Why you have hope

Have you ever pondered the future, what tomorrow will bring, or perhaps 5 years from now, or the spouses and careers of your kids (or a spouse and kids for you!)? “Sure”, you say, “what’s the big deal about that?” Apparently, this sort of thinking has not always been around, and perhaps is not the way other streams of culture view life.

You have perhaps heard of Thomas Cahill, or his book, How the Irish Saved Civilization . It was fairly popular among different circles in the last 10 years or so. What you may not know is that that book is only one of several books he’s written in a series Cahill calls Hinges of History. This is a series of history books that study various slices of history and the way they have shaped the Western world as we know it. It’s quite interesting to discover that the way you think or things you observe and don’t give a second thought to…thinking that’s just the way things are and have always been…have not always been that way. Additionally, with the series’s specific focus on the Western world, you realize anew that other cultural streams in the world today have some vastly different roots and therefore what’s “normal” to them may seem quite abnormal to us!

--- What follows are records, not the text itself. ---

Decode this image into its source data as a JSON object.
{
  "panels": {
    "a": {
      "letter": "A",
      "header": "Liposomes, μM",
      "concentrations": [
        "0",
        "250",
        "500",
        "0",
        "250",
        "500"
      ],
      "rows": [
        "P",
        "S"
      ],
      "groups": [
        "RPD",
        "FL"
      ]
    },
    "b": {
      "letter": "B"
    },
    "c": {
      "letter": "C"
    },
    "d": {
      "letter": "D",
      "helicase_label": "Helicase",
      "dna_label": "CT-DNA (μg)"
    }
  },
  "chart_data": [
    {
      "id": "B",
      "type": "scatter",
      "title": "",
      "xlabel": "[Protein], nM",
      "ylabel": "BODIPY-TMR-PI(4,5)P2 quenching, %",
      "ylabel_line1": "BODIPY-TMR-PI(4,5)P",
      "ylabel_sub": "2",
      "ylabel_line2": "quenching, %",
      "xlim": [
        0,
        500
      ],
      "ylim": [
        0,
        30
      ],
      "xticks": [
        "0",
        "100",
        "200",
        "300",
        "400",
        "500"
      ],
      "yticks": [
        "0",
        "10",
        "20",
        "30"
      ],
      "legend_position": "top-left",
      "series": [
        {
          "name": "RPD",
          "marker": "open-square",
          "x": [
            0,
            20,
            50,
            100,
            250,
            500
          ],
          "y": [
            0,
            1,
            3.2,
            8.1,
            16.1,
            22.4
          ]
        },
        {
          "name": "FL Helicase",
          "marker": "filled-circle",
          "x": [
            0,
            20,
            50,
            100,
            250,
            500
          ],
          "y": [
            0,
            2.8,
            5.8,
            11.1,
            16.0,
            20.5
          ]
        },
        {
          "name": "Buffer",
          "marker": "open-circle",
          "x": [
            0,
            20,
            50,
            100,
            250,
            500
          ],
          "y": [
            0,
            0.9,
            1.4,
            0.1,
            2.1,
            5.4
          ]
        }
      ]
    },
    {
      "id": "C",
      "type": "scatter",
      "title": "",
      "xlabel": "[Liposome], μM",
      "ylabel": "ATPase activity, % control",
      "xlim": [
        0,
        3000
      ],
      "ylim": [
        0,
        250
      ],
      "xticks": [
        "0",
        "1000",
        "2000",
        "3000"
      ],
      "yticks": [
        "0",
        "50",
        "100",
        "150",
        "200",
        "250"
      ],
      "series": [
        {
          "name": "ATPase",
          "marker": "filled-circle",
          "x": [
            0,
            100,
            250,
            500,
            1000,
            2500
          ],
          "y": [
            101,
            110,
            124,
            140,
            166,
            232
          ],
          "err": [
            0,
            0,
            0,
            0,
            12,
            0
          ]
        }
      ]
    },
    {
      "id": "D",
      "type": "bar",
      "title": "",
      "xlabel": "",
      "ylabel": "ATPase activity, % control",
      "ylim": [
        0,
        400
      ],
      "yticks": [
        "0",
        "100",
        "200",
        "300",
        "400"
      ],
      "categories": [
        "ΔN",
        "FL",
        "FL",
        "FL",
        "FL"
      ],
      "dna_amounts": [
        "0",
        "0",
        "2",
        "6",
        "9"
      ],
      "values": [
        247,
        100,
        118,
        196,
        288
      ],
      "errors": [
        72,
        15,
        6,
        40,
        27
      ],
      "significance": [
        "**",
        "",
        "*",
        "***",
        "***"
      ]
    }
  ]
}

I just finished the 2nd book in the Hinges of History series, entitled The Gifts of the Jews: How a Tribe of Desert Nomads Changed the Way Everyone Thinks and Feels. This was a fabulous book, not the least because of the premise:

  • time as a continuum
  • the idea of destiny
  • the concept of a future
  • progress
  • hope

All these were handed down to us via the Jews.

Without giving too much away, it seems that time simply traveled in circles for many ancient peoples and the Jews were the first to break out of that. What that has unleashed in the annals of history is fairly mind-blowing!

If you’re among those who have read a fair amount of the Bible, this book is also quite interesting in the way it looks historically at the Jews through the lens of the Bible and other historical sources. It’s amazing how much insight this brings to familiar Bible stories.

If you’ve never cracked a Bible in your life, not to worry. This book neither requires a theological degree, nor offers to give one. It does, as the title says, offer an explanation of why we think the way we do.

Thomas Cahill’s writing style is also not “historically dry.” In fact it’s a bit raw and racy at times, but then, as a historian, Cahill doesn’t put anyone on a pedestal. Human greed and lust respect no cultural boundaries, and skeletons rattle in everyone’s closet. It could be regarded as a “thinking man’s” book. Though, if one likes to ponder…as I do…it can be good sometimes to know why one ponders what one does. I commend this book to you as one possible source for an answer to that question.